Google the words “Karen Wetterhahn mercury” to find out how dangerous methyl mercury is.
Dr. Wetterhahn had been using mercury compounds her whole career (her research specialty was toxic metals poisoning). She dripped a tiny droplet of Hg(CH3)2 on her glove. The original story said she was wearing two pairs of gloves (although the Wikipedia article mentions only “her latex gloved hand” which seems to be a walk-back from the double-gloved story).
In any event, the methyl mercury penetrated the glove, penetrated her skin, and killed her after a six-month latency period. She was excreting more than four times the toxic concentration of Hg in her urine six months after the exposure incident.
I wonder why she wasn’t using a glove box - big thick gloves and proper venting.
My father was twice poisoned by mercuric chloride in a lab - contributed to mental illness that led to his death.
Both the original story and the Wikipedia article said she was working with the methyl-Hg inside a fume hood.
The original article said she was double-gloved and that the spill was so tiny she didn't even notice it.
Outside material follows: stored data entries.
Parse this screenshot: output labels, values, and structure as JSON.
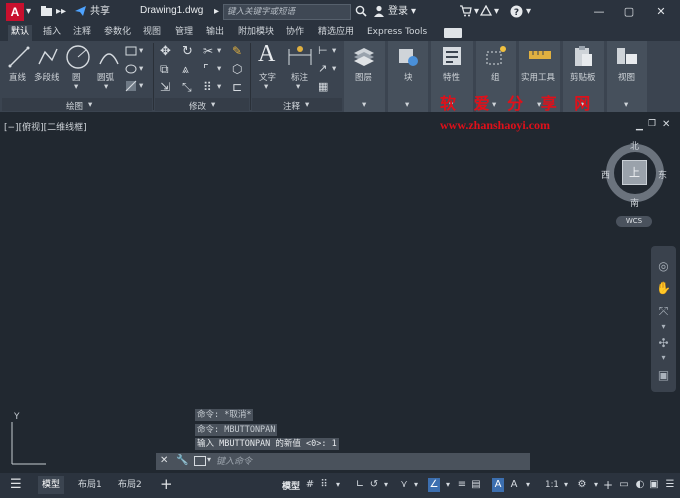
{
  "titlebar": {
    "logo": "A",
    "share_label": "共享",
    "document_title": "Drawing1.dwg",
    "search_placeholder": "键入关键字或短语",
    "login_label": "登录"
  },
  "tabs": [
    {
      "label": "默认",
      "active": true
    },
    {
      "label": "插入"
    },
    {
      "label": "注释"
    },
    {
      "label": "参数化"
    },
    {
      "label": "视图"
    },
    {
      "label": "管理"
    },
    {
      "label": "输出"
    },
    {
      "label": "附加模块"
    },
    {
      "label": "协作"
    },
    {
      "label": "精选应用"
    },
    {
      "label": "Express Tools"
    }
  ],
  "ribbon": {
    "draw": {
      "line": "直线",
      "polyline": "多段线",
      "circle": "圆",
      "arc": "圆弧",
      "panel_label": "绘图"
    },
    "modify": {
      "panel_label": "修改"
    },
    "annotation": {
      "text": "文字",
      "dimension": "标注",
      "panel_label": "注释"
    },
    "layers": "图层",
    "block": "块",
    "properties": "特性",
    "groups": "组",
    "utilities": "实用工具",
    "clipboard": "剪贴板",
    "view": "视图"
  },
  "viewport": {
    "label": "[−][俯视][二维线框]"
  },
  "watermark": {
    "cn": "软 爱 分 享 网",
    "url": "www.zhanshaoyi.com"
  },
  "viewcube": {
    "north": "北",
    "south": "南",
    "east": "东",
    "west": "西",
    "top": "上",
    "wcs": "WCS"
  },
  "ucs": {
    "y_label": "Y"
  },
  "command": {
    "history": [
      "命令: *取消*",
      "命令: MBUTTONPAN",
      "输入 MBUTTONPAN 的新值 <0>: 1"
    ],
    "input_placeholder": "键入命令"
  },
  "statusbar": {
    "tabs": [
      {
        "label": "模型",
        "active": true
      },
      {
        "label": "布局1"
      },
      {
        "label": "布局2"
      }
    ],
    "model_label": "模型",
    "scale_label": "1:1"
  }
}
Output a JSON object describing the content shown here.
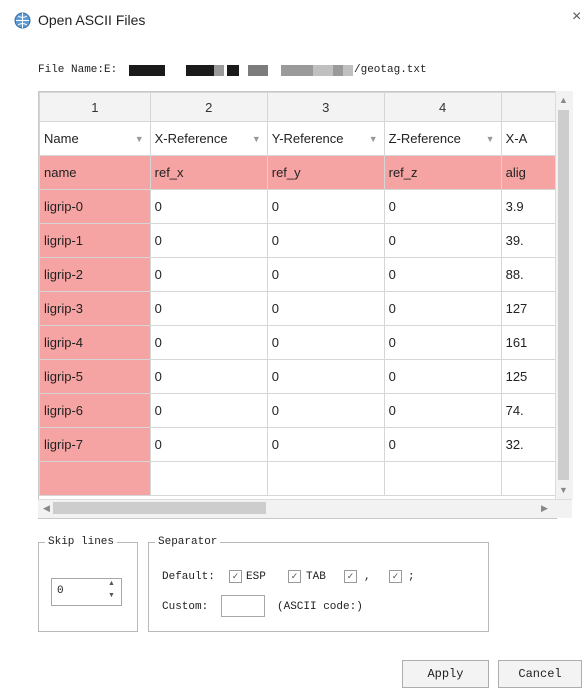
{
  "window": {
    "title": "Open ASCII Files",
    "close_glyph": "×"
  },
  "file": {
    "label_prefix": "File Name:E:",
    "suffix": "/geotag.txt"
  },
  "grid": {
    "col_numbers": [
      "1",
      "2",
      "3",
      "4",
      ""
    ],
    "headers": [
      "Name",
      "X-Reference",
      "Y-Reference",
      "Z-Reference",
      "X-A"
    ],
    "field_row": [
      "name",
      "ref_x",
      "ref_y",
      "ref_z",
      "alig"
    ],
    "rows": [
      [
        "ligrip-0",
        "0",
        "0",
        "0",
        "3.9"
      ],
      [
        "ligrip-1",
        "0",
        "0",
        "0",
        "39."
      ],
      [
        "ligrip-2",
        "0",
        "0",
        "0",
        "88."
      ],
      [
        "ligrip-3",
        "0",
        "0",
        "0",
        "127"
      ],
      [
        "ligrip-4",
        "0",
        "0",
        "0",
        "161"
      ],
      [
        "ligrip-5",
        "0",
        "0",
        "0",
        "125"
      ],
      [
        "ligrip-6",
        "0",
        "0",
        "0",
        "74."
      ],
      [
        "ligrip-7",
        "0",
        "0",
        "0",
        "32."
      ]
    ],
    "highlight_color": "#f5a3a3"
  },
  "skip_lines": {
    "legend": "Skip lines",
    "value": "0"
  },
  "separator": {
    "legend": "Separator",
    "default_label": "Default:",
    "options": [
      {
        "label": "ESP",
        "checked": true
      },
      {
        "label": "TAB",
        "checked": true
      },
      {
        "label": ",",
        "checked": true
      },
      {
        "label": ";",
        "checked": true
      }
    ],
    "custom_label": "Custom:",
    "custom_value": "",
    "ascii_code_label": "(ASCII code:)"
  },
  "buttons": {
    "apply": "Apply",
    "cancel": "Cancel"
  }
}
The Wiki article walks that back a bit, saying she was in contact with 'several drops' and was protected only by "latex."
She used methyl-Hg all the time, and had been using it frequently for years. It is apparantly a very good molecule for calibrating NMR equipment, having a clear strong isolated resonance at a frequency close to that of the cadmium atoms she was studying.
Maybe she got too familiar with the procedure. Maybe she was in a hurry, or distracted by something.
When you're working with methyl-Hg, there is no margin for error. You're dancing with death at all times it's in your hands, or even near you. It's just as dangerous as a test tube full of Ebola virus, except that it's not contagious. Or not as contagious anyway. It can't reproduce and spread.
The original article said it's a colorless, odorless, clear liquid. Looks like water.